Let $T_1 = \left({S_1, \tau_1}\right)$ be a topological space.

Let $S_2$ be a set.

Let $f: S_1 \to S_2$ be a mapping.

Then $\tau_2$ is a topology on $S_2$.

## Proof

By definition:

$\tau_2 = \left\{{V \in \mathcal P \left({S_2}\right): f^{-1} \left({V}\right) \in \tau_1}\right\}$

We examine each of the open set axioms in turn:

### $(O1)$: Union of Open Sets

Let $\left \langle{U_i}\right \rangle_{i \in I}$ be an indexed family of elements of $\tau_2$.

Let $\displaystyle V = \bigcup_{i \mathop \in I} U_i$ be the union of $\left \langle{U_i}\right \rangle_{i \in I}$.

$\displaystyle f^{-1} \left({\bigcup_{i \mathop \in I} U_i}\right) = \bigcup_{i \mathop \in I} f^{-1} \left({U_i}\right)$

By hypothesis $f^{-1} \left({U_i}\right) \in \tau_1$.

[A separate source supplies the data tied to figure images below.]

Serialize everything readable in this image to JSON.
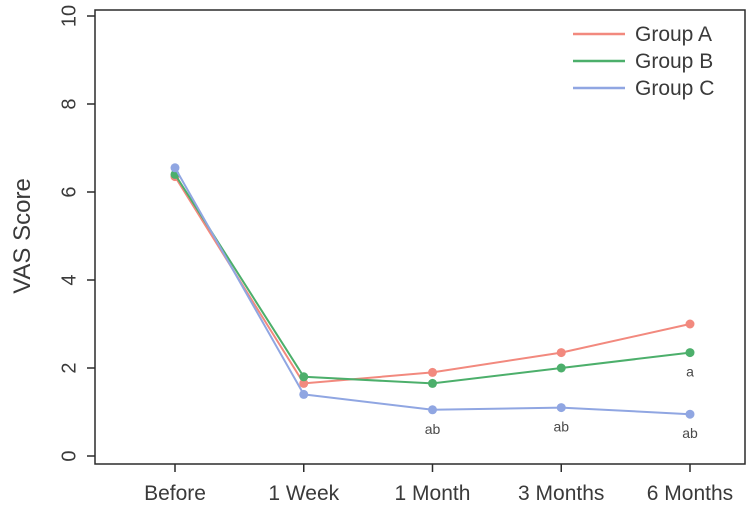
{
  "chart_data": {
    "type": "line",
    "title": "",
    "xlabel": "",
    "ylabel": "VAS Score",
    "categories": [
      "Before",
      "1 Week",
      "1 Month",
      "3 Months",
      "6 Months"
    ],
    "ylim": [
      0,
      10
    ],
    "yticks": [
      0,
      2,
      4,
      6,
      8,
      10
    ],
    "grid": false,
    "legend_position": "top-right",
    "series": [
      {
        "name": "Group A",
        "color": "#F2897E",
        "values": [
          6.35,
          1.65,
          1.9,
          2.35,
          3.0
        ]
      },
      {
        "name": "Group B",
        "color": "#4CAF6B",
        "values": [
          6.4,
          1.8,
          1.65,
          2.0,
          2.35
        ]
      },
      {
        "name": "Group C",
        "color": "#90A6E2",
        "values": [
          6.55,
          1.4,
          1.05,
          1.1,
          0.95
        ]
      }
    ],
    "annotations": [
      {
        "text": "ab",
        "series": "Group C",
        "category": "1 Month"
      },
      {
        "text": "ab",
        "series": "Group C",
        "category": "3 Months"
      },
      {
        "text": "ab",
        "series": "Group C",
        "category": "6 Months"
      },
      {
        "text": "a",
        "series": "Group B",
        "category": "6 Months"
      }
    ]
  }
}
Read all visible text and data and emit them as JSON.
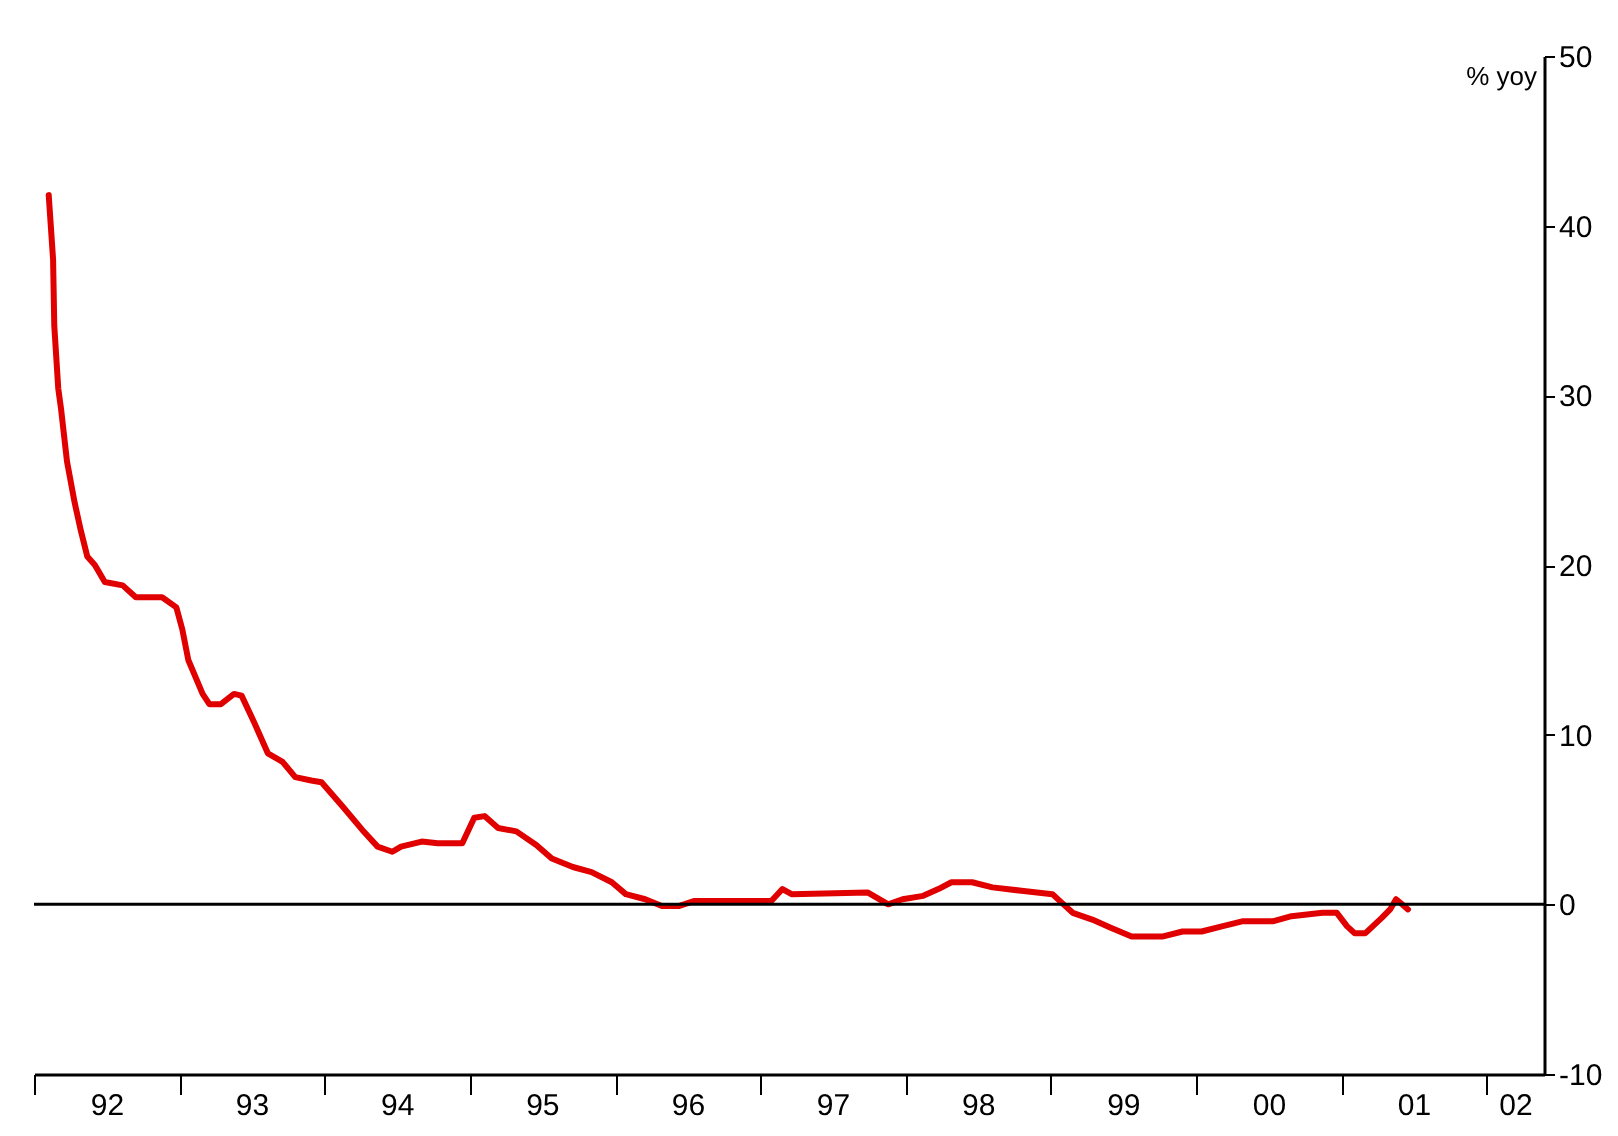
{
  "chart_data": {
    "type": "line",
    "ylabel": "% yoy",
    "x": [
      "1992-02-07",
      "1992-02-18",
      "1992-02-21",
      "1992-03-02",
      "1992-03-09",
      "1992-03-24",
      "1992-04-12",
      "1992-04-28",
      "1992-05-14",
      "1992-06-02",
      "1992-06-27",
      "1992-08-11",
      "1992-09-13",
      "1992-11-18",
      "1992-12-24",
      "1993-01-08",
      "1993-01-23",
      "1993-02-28",
      "1993-03-17",
      "1993-04-15",
      "1993-05-18",
      "1993-06-06",
      "1993-07-08",
      "1993-08-11",
      "1993-09-17",
      "1993-10-19",
      "1993-11-28",
      "1993-12-24",
      "1994-02-14",
      "1994-04-05",
      "1994-05-14",
      "1994-06-20",
      "1994-07-12",
      "1994-09-02",
      "1994-10-12",
      "1994-12-13",
      "1995-01-12",
      "1995-02-07",
      "1995-03-13",
      "1995-04-28",
      "1995-06-17",
      "1995-07-26",
      "1995-09-17",
      "1995-11-03",
      "1995-12-24",
      "1996-01-28",
      "1996-03-17",
      "1996-04-28",
      "1996-06-09",
      "1996-07-19",
      "1996-11-18",
      "1997-01-28",
      "1997-02-25",
      "1997-03-20",
      "1997-09-27",
      "1997-11-18",
      "1997-12-24",
      "1998-02-14",
      "1998-03-24",
      "1998-04-26",
      "1998-06-17",
      "1998-08-07",
      "1998-10-19",
      "1999-01-05",
      "1999-01-28",
      "1999-02-25",
      "1999-04-15",
      "1999-06-02",
      "1999-07-23",
      "1999-10-08",
      "1999-11-28",
      "2000-01-15",
      "2000-03-06",
      "2000-04-26",
      "2000-07-12",
      "2000-08-28",
      "2000-11-14",
      "2000-12-20",
      "2001-01-15",
      "2001-02-03",
      "2001-03-02",
      "2001-04-12",
      "2001-05-03",
      "2001-05-18",
      "2001-06-02",
      "2001-06-17"
    ],
    "series": [
      {
        "color": "#e00000",
        "values": [
          41.8,
          38,
          34.1,
          30.4,
          29.2,
          26.1,
          23.7,
          22,
          20.5,
          20,
          19,
          18.8,
          18.1,
          18.1,
          17.5,
          16.2,
          14.4,
          12.4,
          11.8,
          11.8,
          12.4,
          12.3,
          10.7,
          8.9,
          8.4,
          7.5,
          7.3,
          7.2,
          5.8,
          4.4,
          3.4,
          3.1,
          3.4,
          3.7,
          3.6,
          3.6,
          5.1,
          5.2,
          4.5,
          4.3,
          3.5,
          2.7,
          2.2,
          1.9,
          1.3,
          0.6,
          0.3,
          -0.1,
          -0.1,
          0.2,
          0.2,
          0.2,
          0.9,
          0.6,
          0.7,
          0,
          0.3,
          0.5,
          0.9,
          1.3,
          1.3,
          1.0,
          0.8,
          0.6,
          0.1,
          -0.5,
          -0.9,
          -1.4,
          -1.9,
          -1.9,
          -1.6,
          -1.6,
          -1.3,
          -1.0,
          -1.0,
          -0.7,
          -0.5,
          -0.5,
          -1.3,
          -1.7,
          -1.7,
          -0.8,
          -0.3,
          0.3,
          0,
          -0.3
        ]
      }
    ],
    "xlim": [
      "1992-01-01",
      "2002-05-25"
    ],
    "xticks": [
      {
        "value": "1992",
        "label": null
      },
      {
        "value": "1992-07",
        "label": "92"
      },
      {
        "value": "1993",
        "label": null
      },
      {
        "value": "1993-07",
        "label": "93"
      },
      {
        "value": "1994",
        "label": null
      },
      {
        "value": "1994-07",
        "label": "94"
      },
      {
        "value": "1995",
        "label": null
      },
      {
        "value": "1995-07",
        "label": "95"
      },
      {
        "value": "1996",
        "label": null
      },
      {
        "value": "1996-07",
        "label": "96"
      },
      {
        "value": "1997",
        "label": null
      },
      {
        "value": "1997-07",
        "label": "97"
      },
      {
        "value": "1998",
        "label": null
      },
      {
        "value": "1998-07",
        "label": "98"
      },
      {
        "value": "1999",
        "label": null
      },
      {
        "value": "1999-07",
        "label": "99"
      },
      {
        "value": "2000",
        "label": null
      },
      {
        "value": "2000-07",
        "label": "00"
      },
      {
        "value": "2001",
        "label": null
      },
      {
        "value": "2001-07",
        "label": "01"
      },
      {
        "value": "2002",
        "label": null
      },
      {
        "value": "2002-03-13",
        "label": "02"
      }
    ],
    "ylim": [
      -10,
      50
    ],
    "yticks": [
      -10,
      0,
      10,
      20,
      30,
      40,
      50
    ],
    "ref_lines": [
      {
        "axis": "y",
        "value": 0,
        "color": "#000000"
      }
    ],
    "grid": false,
    "line_style": "solid"
  }
}
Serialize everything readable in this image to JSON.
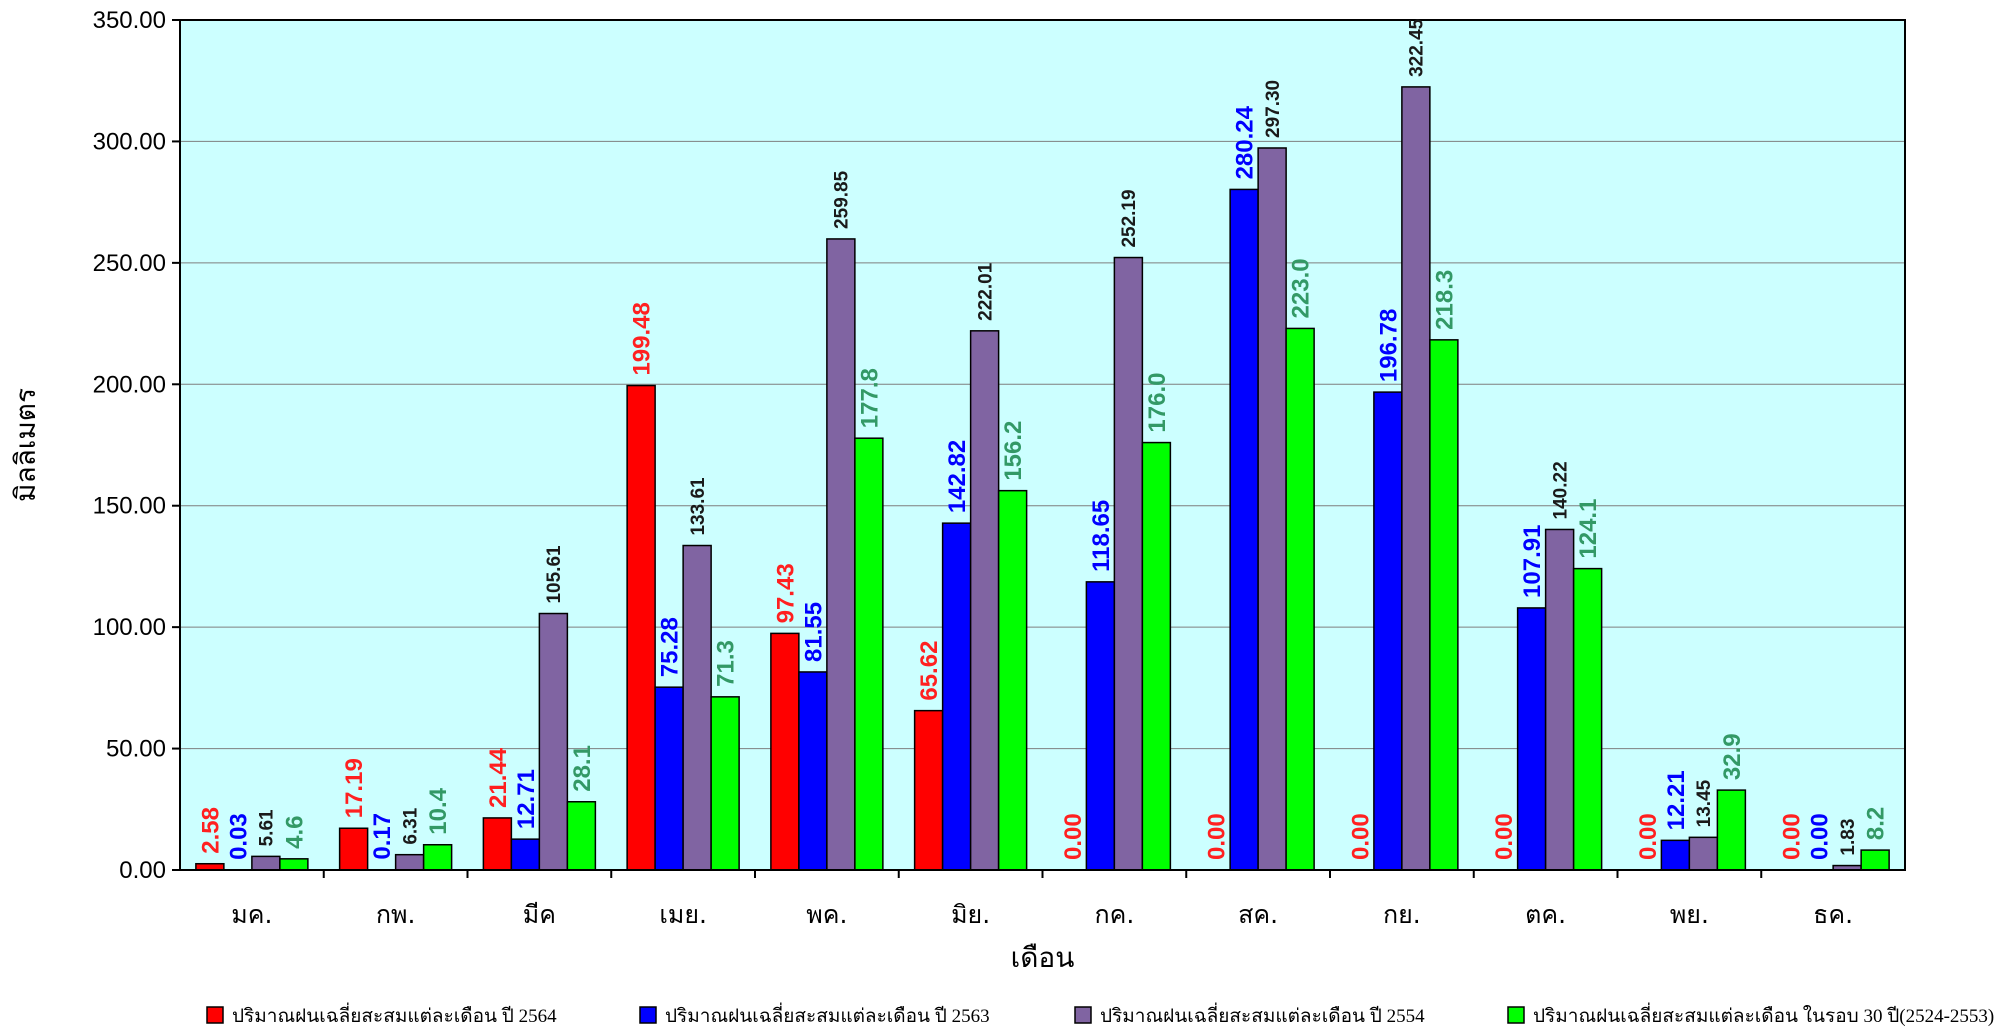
{
  "chart_data": {
    "type": "bar",
    "title": "",
    "xlabel": "เดือน",
    "ylabel": "มิลลิเมตร",
    "ylim": [
      0,
      350
    ],
    "yticks": [
      "0.00",
      "50.00",
      "100.00",
      "150.00",
      "200.00",
      "250.00",
      "300.00",
      "350.00"
    ],
    "grid": true,
    "legend_position": "bottom",
    "categories": [
      "มค.",
      "กพ.",
      "มีค",
      "เมย.",
      "พค.",
      "มิย.",
      "กค.",
      "สค.",
      "กย.",
      "ตค.",
      "พย.",
      "ธค."
    ],
    "series": [
      {
        "name": "ปริมาณฝนเฉลี่ยสะสมแต่ละเดือน ปี 2564",
        "color": "#ff0000",
        "label_color": "#ff2020",
        "values": [
          2.58,
          17.19,
          21.44,
          199.48,
          97.43,
          65.62,
          0.0,
          0.0,
          0.0,
          0.0,
          0.0,
          0.0
        ],
        "labels": [
          "2.58",
          "17.19",
          "21.44",
          "199.48",
          "97.43",
          "65.62",
          "0.00",
          "0.00",
          "0.00",
          "0.00",
          "0.00",
          "0.00"
        ]
      },
      {
        "name": "ปริมาณฝนเฉลี่ยสะสมแต่ละเดือน ปี 2563",
        "color": "#0000ff",
        "label_color": "#0000ff",
        "values": [
          0.03,
          0.17,
          12.71,
          75.28,
          81.55,
          142.82,
          118.65,
          280.24,
          196.78,
          107.91,
          12.21,
          0.0
        ],
        "labels": [
          "0.03",
          "0.17",
          "12.71",
          "75.28",
          "81.55",
          "142.82",
          "118.65",
          "280.24",
          "196.78",
          "107.91",
          "12.21",
          "0.00"
        ]
      },
      {
        "name": "ปริมาณฝนเฉลี่ยสะสมแต่ละเดือน ปี 2554",
        "color": "#8064a2",
        "label_color": "#1a1a1a",
        "values": [
          5.61,
          6.31,
          105.61,
          133.61,
          259.85,
          222.01,
          252.19,
          297.3,
          322.45,
          140.22,
          13.45,
          1.83
        ],
        "labels": [
          "5.61",
          "6.31",
          "105.61",
          "133.61",
          "259.85",
          "222.01",
          "252.19",
          "297.30",
          "322.45",
          "140.22",
          "13.45",
          "1.83"
        ]
      },
      {
        "name": "ปริมาณฝนเฉลี่ยสะสมแต่ละเดือน ในรอบ 30 ปี(2524-2553)",
        "color": "#00ff00",
        "label_color": "#339966",
        "values": [
          4.6,
          10.4,
          28.1,
          71.3,
          177.8,
          156.2,
          176.0,
          223.0,
          218.3,
          124.1,
          32.9,
          8.2
        ],
        "labels": [
          "4.6",
          "10.4",
          "28.1",
          "71.3",
          "177.8",
          "156.2",
          "176.0",
          "223.0",
          "218.3",
          "124.1",
          "32.9",
          "8.2"
        ]
      }
    ],
    "plot_background": "#ccffff"
  }
}
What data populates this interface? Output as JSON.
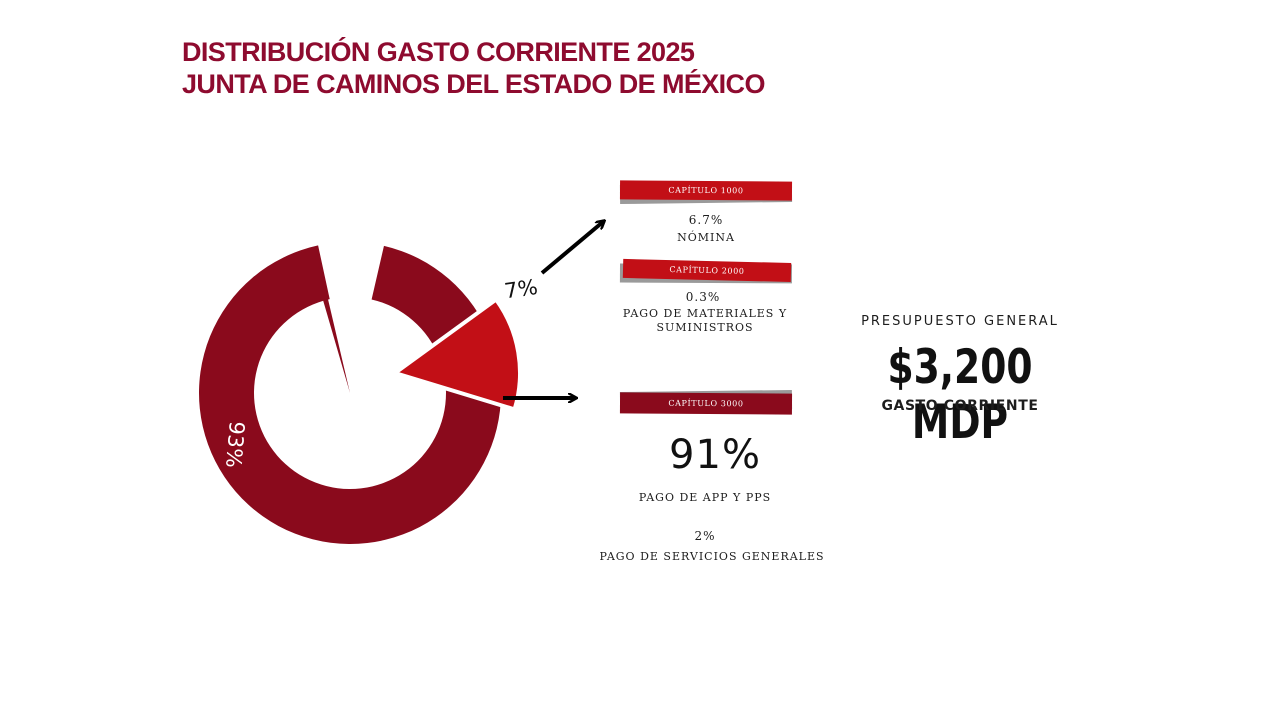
{
  "title": {
    "line1": "DISTRIBUCIÓN GASTO CORRIENTE 2025",
    "line2": "JUNTA DE CAMINOS DEL ESTADO DE MÉXICO"
  },
  "colors": {
    "main": "#8a0a1c",
    "accent": "#c20f16",
    "title": "#8e0b2f"
  },
  "chart_data": {
    "type": "pie",
    "title": "DISTRIBUCIÓN GASTO CORRIENTE 2025",
    "slices": [
      {
        "label": "93%",
        "value": 93,
        "color": "#8a0a1c"
      },
      {
        "label": "7%",
        "value": 7,
        "color": "#c20f16"
      }
    ]
  },
  "breakdown": {
    "cap1000": {
      "badge": "CAPÍTULO 1000",
      "pct": "6.7%",
      "label": "NÓMINA"
    },
    "cap2000": {
      "badge": "CAPÍTULO 2000",
      "pct": "0.3%",
      "label1": "PAGO DE MATERIALES Y",
      "label2": "SUMINISTROS"
    },
    "cap3000": {
      "badge": "CAPÍTULO 3000",
      "pct": "91%",
      "label": "PAGO DE APP Y PPS",
      "pct2": "2%",
      "label2": "PAGO DE SERVICIOS GENERALES"
    }
  },
  "budget": {
    "heading": "PRESUPUESTO GENERAL",
    "amount": "$3,200 MDP",
    "sub": "GASTO CORRIENTE"
  }
}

As $\tau_1$ is a topology:

$\displaystyle \bigcup_{i \mathop \in I} f^{-1} \left({U_i}\right) \in \tau_1$

So $f^{-1} \left({V}\right) \in \tau_1$.

Thus $V \in \tau_2$ and so $V$ is open by definition.

$\Box$

### $(O2)$: Intersection of Open Sets

Let $U$ and $V$ be elements of $\tau_2$.

$f^{-1} \left({U \cap V}\right) = f^{-1} \left({U}\right) \cap f^{-1} \left({V}\right)$

As $\tau_1$ is a topology:

$f^{-1} \left({U}\right) \cap f^{-1} \left({V}\right) \in \tau_1$

Hence $U \cap V$ is open by definition.

$\Box$

### $(O3)$: Set Itself

As $f$ is a mapping its domain is $S_1$.

That is:

$f^{-1} \left({S_2}\right) = S_1$

By definition of a topology, $S_1$ is open in $T_1$.

Thus by definition $S_2 \in \tau_2$.

$\Box$

All the open set axioms are fulfilled, and the result follows.

$\blacksquare$